(Photo: REUTERS/Nicky Loh)
Jeremy Lin's rise to fame has received the attention of many Chinese Christians, and inspires those who face religious persecution in their Communist homeland.
Jeremy Lin is not Chinese – his family identifies themselves as Taiwanese – yet he has captured the heart of many people in mainland China, including Christians who are often times persecuted. The Chinese government attempts to control religious practices in China, requiring churches to register and overseeing religious education. It also approves of less than 25 Protestant seminaries and Bible schools with less than 10 full-time employees.
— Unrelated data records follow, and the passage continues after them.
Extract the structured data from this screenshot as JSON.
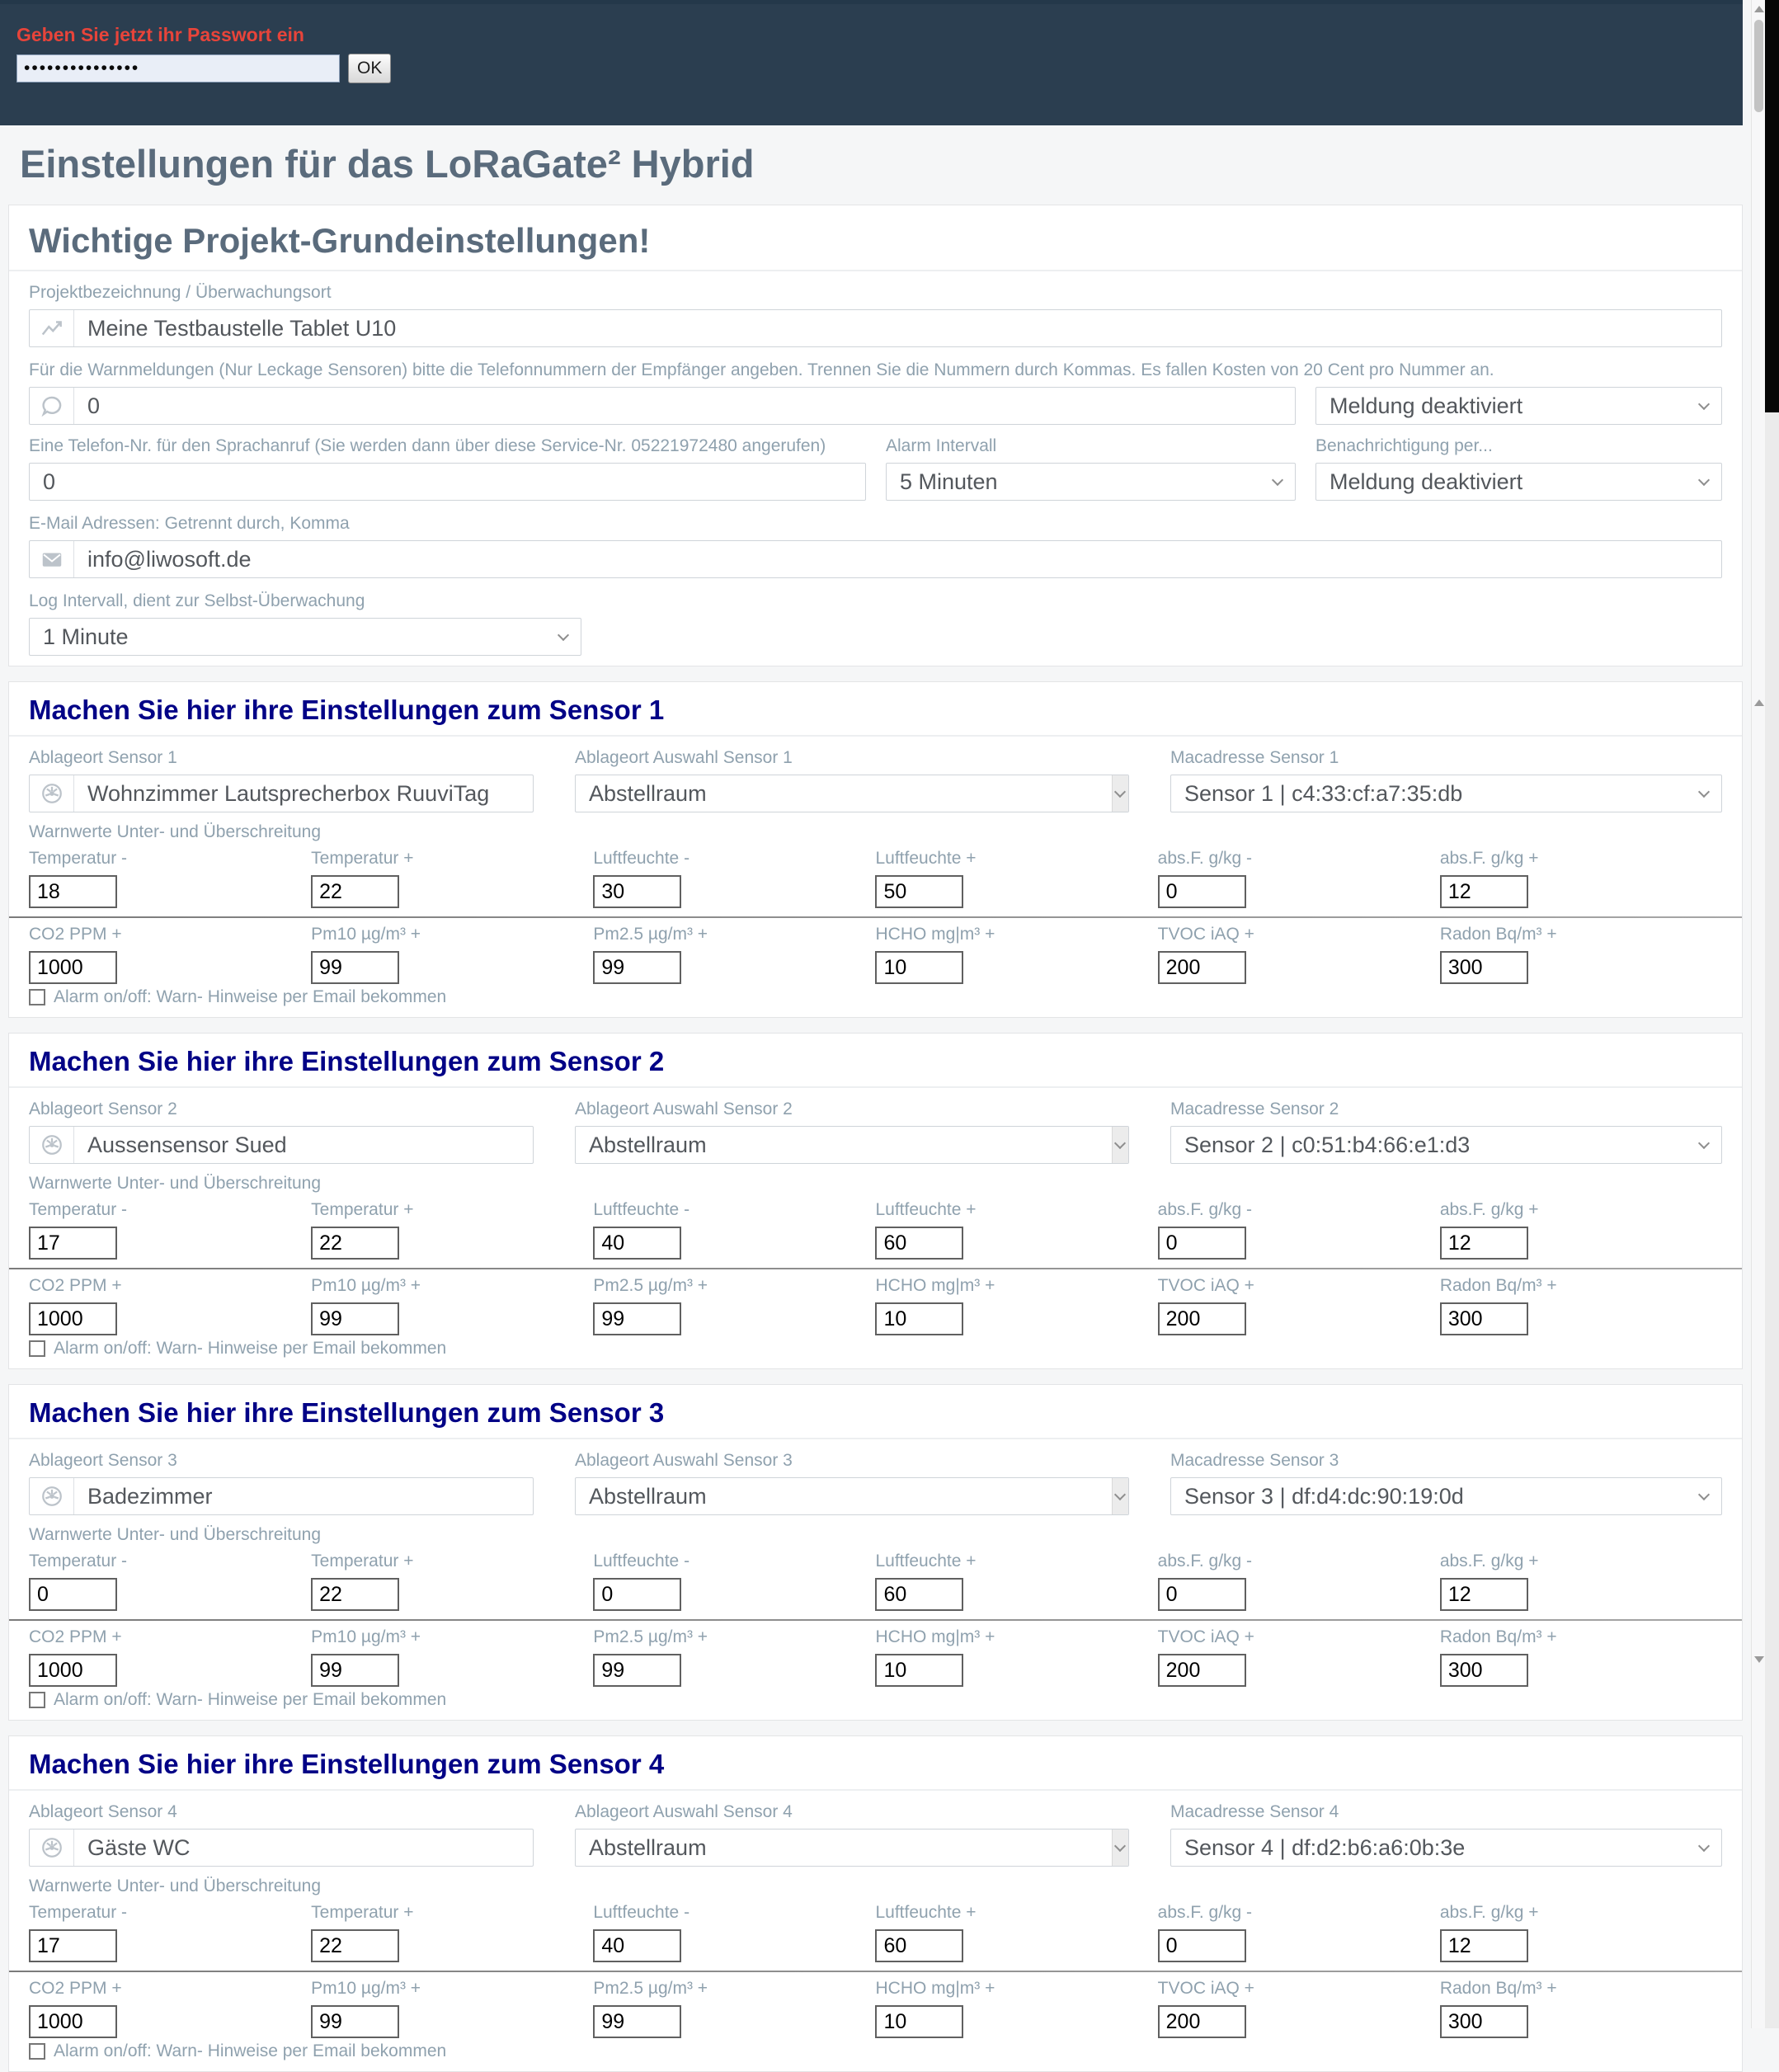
{
  "colors": {
    "header_bg": "#2b3e50",
    "alert_red": "#e8443a",
    "heading_gray_blue": "#5a6b7c",
    "sensor_heading_navy": "#020286",
    "label_gray": "#8fa1ae"
  },
  "password_bar": {
    "prompt": "Geben Sie jetzt ihr Passwort ein",
    "password_masked": "•••••••••••••••",
    "ok_label": "OK"
  },
  "page": {
    "title": "Einstellungen für das LoRaGate² Hybrid"
  },
  "general": {
    "heading": "Wichtige Projekt-Grundeinstellungen!",
    "project_label": "Projektbezeichnung / Überwachungsort",
    "project_value": "Meine Testbaustelle Tablet U10",
    "warn_phone_label": "Für die Warnmeldungen (Nur Leckage Sensoren) bitte die Telefonnummern der Empfänger angeben. Trennen Sie die Nummern durch Kommas. Es fallen Kosten von 20 Cent pro Nummer an.",
    "phone_numbers_value": "0",
    "phone_notify_value": "Meldung deaktiviert",
    "voice_label": "Eine Telefon-Nr. für den Sprachanruf (Sie werden dann über diese Service-Nr. 05221972480 angerufen)",
    "voice_value": "0",
    "alarm_interval_label": "Alarm Intervall",
    "alarm_interval_value": "5 Minuten",
    "notify_label": "Benachrichtigung per...",
    "notify_value": "Meldung deaktiviert",
    "email_label": "E-Mail Adressen: Getrennt durch, Komma",
    "email_value": "info@liwosoft.de",
    "log_label": "Log Intervall, dient zur Selbst-Überwachung",
    "log_value": "1 Minute"
  },
  "sensor_common": {
    "warnwerte_label": "Warnwerte Unter- und Überschreitung",
    "checkbox_label": "Alarm on/off: Warn- Hinweise per Email bekommen",
    "row1_labels": [
      "Temperatur -",
      "Temperatur +",
      "Luftfeuchte -",
      "Luftfeuchte +",
      "abs.F. g/kg -",
      "abs.F. g/kg +"
    ],
    "row2_labels": [
      "CO2 PPM +",
      "Pm10 µg/m³ +",
      "Pm2.5 µg/m³ +",
      "HCHO mg|m³ +",
      "TVOC iAQ +",
      "Radon Bq/m³ +"
    ]
  },
  "sensors": [
    {
      "heading": "Machen Sie hier ihre Einstellungen zum Sensor 1",
      "ablageort_label": "Ablageort Sensor 1",
      "auswahl_label": "Ablageort Auswahl Sensor 1",
      "mac_label": "Macadresse Sensor 1",
      "name": "Wohnzimmer Lautsprecherbox RuuviTag",
      "room": "Abstellraum",
      "mac": "Sensor 1 | c4:33:cf:a7:35:db",
      "row1_values": [
        "18",
        "22",
        "30",
        "50",
        "0",
        "12"
      ],
      "row2_values": [
        "1000",
        "99",
        "99",
        "10",
        "200",
        "300"
      ]
    },
    {
      "heading": "Machen Sie hier ihre Einstellungen zum Sensor 2",
      "ablageort_label": "Ablageort Sensor 2",
      "auswahl_label": "Ablageort Auswahl Sensor 2",
      "mac_label": "Macadresse Sensor 2",
      "name": "Aussensensor Sued",
      "room": "Abstellraum",
      "mac": "Sensor 2 | c0:51:b4:66:e1:d3",
      "row1_values": [
        "17",
        "22",
        "40",
        "60",
        "0",
        "12"
      ],
      "row2_values": [
        "1000",
        "99",
        "99",
        "10",
        "200",
        "300"
      ]
    },
    {
      "heading": "Machen Sie hier ihre Einstellungen zum Sensor 3",
      "ablageort_label": "Ablageort Sensor 3",
      "auswahl_label": "Ablageort Auswahl Sensor 3",
      "mac_label": "Macadresse Sensor 3",
      "name": "Badezimmer",
      "room": "Abstellraum",
      "mac": "Sensor 3 | df:d4:dc:90:19:0d",
      "row1_values": [
        "0",
        "22",
        "0",
        "60",
        "0",
        "12"
      ],
      "row2_values": [
        "1000",
        "99",
        "99",
        "10",
        "200",
        "300"
      ]
    },
    {
      "heading": "Machen Sie hier ihre Einstellungen zum Sensor 4",
      "ablageort_label": "Ablageort Sensor 4",
      "auswahl_label": "Ablageort Auswahl Sensor 4",
      "mac_label": "Macadresse Sensor 4",
      "name": "Gäste WC",
      "room": "Abstellraum",
      "mac": "Sensor 4 | df:d2:b6:a6:0b:3e",
      "row1_values": [
        "17",
        "22",
        "40",
        "60",
        "0",
        "12"
      ],
      "row2_values": [
        "1000",
        "99",
        "99",
        "10",
        "200",
        "300"
      ]
    }
  ]
}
Even the Christianity of China's latest hero is hidden in Chinese media. Out of 1.4 million micro-blogging messages on mainland Chinese websites that mention Lin, only 1,500 mention his Christian faith. State news media also heavily cover Lin's stellar basketball play, but omit mentioning his faith.
Despite the censorship efforts of the Chinese governments, Lin's story of success, including his Christian faith, has caught the attention of Christians in China, according to The New York Times.
"Your physical agility has shown me the glory and omnipotence of God," writes one Internet user.
"How should young Christians live the life of the Lord?" another blogger writes. "We have a good example in Lin Shuhao's miraculous performance and we should cheer him on."
Professor Yan Ronghui of the Zhejiang Theological Seminary in Hangzhou, told The New York Times that she plans to use Lin's religious faith and basketball success as a model for students in her theological English course.
Hu Shubang, 25, a student at the seminary, said that Lin could become a symbol for Christians in China to use in seeking converts.
"Just by his being a Christian, it is a fantastic way to broadcast the ways of Christ," Shubang said.
Hu believes that only five men out of the 180 students at the seminary, and hardly any women, even know about Jeremy Lin's faith, due to the Chinese media omitting and censoring religious subjects.
Protestant denominations in China have grown 60 percent in the last four years, despite Mao Zedong's order to have all Protestant denominations merged in 1958. The Chinese government only allows one Protestant seminary per province as a way to control the spread of Christianity.
It is estimated that out of China's 1.3 billion population, 100 million are Protestant Christians. Jeremy Lin is a Taiwanese-American; his parents emigrated from Taiwan. His maternal grandmother is from China, but she fled to Taiwan in the 1940s to escape China's Civil War. Lin's great-grandfather was converted to Christianity by American Protestant missionaries.